The Impotence of the Central Banks


In this article by Fernando Barciela, we can clearly see what problems have been created by the ECB’s negative interest rate policy. Some banks in certain countries are considering charging a negative interest rate on client deposits in order to improve their margins. In Spain, this is going to be more difficult because there has always been fierce competition amongst the banks here to steal deposits from one another. It’s a traditional policy which has resulted in campaigns like that of Banco Santander with its 1,2,3 account.

It never seemed to me like a good idea to cross this line, and even less in countries like Spain. Monetarists who have lost their way like Scott Sumner proposed it at the beginning of the crisis, believing that the banks were going to start lending immediately as soon as their liquidity reserves in the Central Bank were penalised. That didn’t work. And in the meantime, short-term rates have continued to fall, including those at the end of the curve. As a result we have never had such a surreal slope on the yield curve: negative short-term rates and negative, although less so, long-term rates. They give away money to you if you ask for a loan. Or what amounts to the same thing, they penalise you for lending money. The catch is, supposedly, that as the rate on liabilities is more negative than that on assets, the slope on the yield curve is positive. And that furthermore, supposedly, inflation is zero, or negative, and that thanks to these stupid policies it is going to pick up!

If it hasn’t picked up from 2008 until now, it means that this theory doesn’t work. The problem is that governments do not want to acknowledge that a Central Bank does not have the ability to bolster the economy. Monetarism has not worked. The massive purchase of corporate bonds by the Central Banks has not worked. They have been left alone to face the problem and they have failed. The solution is to activate demand and Central Banks cannot do this. That’s a fact. Keynes called this “the liquidity trap,” but the name is the least of it: Friedman called it a lie. The fact is that when interest rates are at zero, the ECB is impotent. It’s all over.

And why have we reached this situation? Because governments, particularly the European, but it also stems from the US, are caught up in their own “trap” of words. They don’t want to hear about the deficit, or about the debt, or public investment spending. During the 1980s-1990s, an ideology was created for the elites which took deep root in Western society. It is the love of austerity: a deficit is bad, debt even worse. Keynes is perverse.

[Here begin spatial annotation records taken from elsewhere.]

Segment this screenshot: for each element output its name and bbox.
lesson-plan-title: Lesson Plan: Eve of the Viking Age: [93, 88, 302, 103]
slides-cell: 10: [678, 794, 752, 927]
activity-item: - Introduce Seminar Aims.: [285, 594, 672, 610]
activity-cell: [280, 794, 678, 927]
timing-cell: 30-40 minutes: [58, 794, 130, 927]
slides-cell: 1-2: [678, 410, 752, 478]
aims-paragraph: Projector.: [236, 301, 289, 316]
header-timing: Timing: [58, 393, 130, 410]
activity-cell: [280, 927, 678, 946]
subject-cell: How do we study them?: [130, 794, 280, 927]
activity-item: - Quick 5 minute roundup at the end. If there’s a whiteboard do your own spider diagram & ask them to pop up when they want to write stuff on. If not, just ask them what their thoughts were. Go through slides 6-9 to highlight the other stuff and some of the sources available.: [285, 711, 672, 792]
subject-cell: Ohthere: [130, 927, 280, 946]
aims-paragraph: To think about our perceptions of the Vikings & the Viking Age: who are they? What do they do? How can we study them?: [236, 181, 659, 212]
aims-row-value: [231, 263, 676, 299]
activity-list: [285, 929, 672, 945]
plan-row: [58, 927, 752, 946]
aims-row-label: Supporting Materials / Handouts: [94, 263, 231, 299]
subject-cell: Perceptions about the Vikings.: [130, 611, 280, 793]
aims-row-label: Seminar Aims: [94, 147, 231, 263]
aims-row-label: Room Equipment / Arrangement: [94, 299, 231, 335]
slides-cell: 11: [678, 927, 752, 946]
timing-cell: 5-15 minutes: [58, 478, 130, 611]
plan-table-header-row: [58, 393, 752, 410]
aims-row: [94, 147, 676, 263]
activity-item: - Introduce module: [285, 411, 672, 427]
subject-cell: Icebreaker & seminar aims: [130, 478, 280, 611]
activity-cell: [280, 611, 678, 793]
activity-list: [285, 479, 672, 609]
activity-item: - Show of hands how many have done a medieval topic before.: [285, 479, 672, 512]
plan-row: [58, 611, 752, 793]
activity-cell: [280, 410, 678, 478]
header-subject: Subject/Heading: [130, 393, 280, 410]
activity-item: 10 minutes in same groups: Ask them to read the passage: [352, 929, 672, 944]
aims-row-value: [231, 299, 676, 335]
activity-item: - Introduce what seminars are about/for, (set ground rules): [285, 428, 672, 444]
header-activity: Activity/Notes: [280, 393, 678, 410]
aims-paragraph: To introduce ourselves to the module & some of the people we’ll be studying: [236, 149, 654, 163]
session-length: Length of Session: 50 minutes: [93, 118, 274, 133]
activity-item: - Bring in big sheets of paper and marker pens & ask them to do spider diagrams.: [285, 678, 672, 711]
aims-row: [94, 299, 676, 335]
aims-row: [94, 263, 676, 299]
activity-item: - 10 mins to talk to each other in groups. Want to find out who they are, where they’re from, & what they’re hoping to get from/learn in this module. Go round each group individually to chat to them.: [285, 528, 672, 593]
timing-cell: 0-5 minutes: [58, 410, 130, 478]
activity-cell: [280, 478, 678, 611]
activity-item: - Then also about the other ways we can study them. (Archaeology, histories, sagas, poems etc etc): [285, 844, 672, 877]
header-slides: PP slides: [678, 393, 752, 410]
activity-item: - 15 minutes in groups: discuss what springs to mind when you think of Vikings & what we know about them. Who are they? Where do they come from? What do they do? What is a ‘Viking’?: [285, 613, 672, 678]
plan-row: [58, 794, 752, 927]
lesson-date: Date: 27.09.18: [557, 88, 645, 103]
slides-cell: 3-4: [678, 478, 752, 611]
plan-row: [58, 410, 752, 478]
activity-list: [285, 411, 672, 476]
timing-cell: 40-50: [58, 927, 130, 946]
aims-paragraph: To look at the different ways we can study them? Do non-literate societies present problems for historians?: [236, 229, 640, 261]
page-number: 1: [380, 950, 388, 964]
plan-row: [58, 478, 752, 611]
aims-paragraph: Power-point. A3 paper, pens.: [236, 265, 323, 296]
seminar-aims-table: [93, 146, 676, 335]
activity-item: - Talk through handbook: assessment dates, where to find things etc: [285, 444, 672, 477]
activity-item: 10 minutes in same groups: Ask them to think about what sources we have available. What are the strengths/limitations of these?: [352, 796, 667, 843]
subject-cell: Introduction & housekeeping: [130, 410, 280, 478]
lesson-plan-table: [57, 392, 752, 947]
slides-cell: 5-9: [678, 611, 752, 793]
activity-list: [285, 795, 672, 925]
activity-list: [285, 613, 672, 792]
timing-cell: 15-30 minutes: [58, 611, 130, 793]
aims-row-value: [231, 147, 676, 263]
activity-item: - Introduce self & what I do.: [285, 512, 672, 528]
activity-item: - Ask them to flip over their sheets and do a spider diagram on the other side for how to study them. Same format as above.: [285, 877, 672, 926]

It’s logical, because what had been done in Keynes name before that time had failed. And from that failure there emerged a rabid austerity, which is now hindering the only way of boosting private investment: via well planned public investment in areas such as education or infrastructure.

This is simply not possible with Germany, which doesn’t mean that the deficit and debt are under control. Since as long as GDP doesn’t grow, the interest payments alone push up the debt/GDP ratio. Even a change in the structure of public spending, from less focus on consumption to more on productivity, could fuel private investment without sparking mistrust due to the fiscal and deficit policy.

But they have chosen to leave the Central Banks alone. And this has led these institutions to believe that they would thus become global superpowers. These superpowers are dead. Governments are intent on reducing and cutting deficits. And in the meantime, the populists continue with their dream of breaking up the euro and spending money on whatever they please. And it will be difficult for there to be even a minimal level of coordination between the ultra nationalists, from the left or the right, unless this is aimed at destroying the European Union.

Of course I will reiterate that Spain is proof that Keynes works. The deviations in the deficit, which are increasing all the time,  are what has hampered growth. The bad thing is that money has been spent on consumption, useless civil servants. But the truth is that it has lifted demand.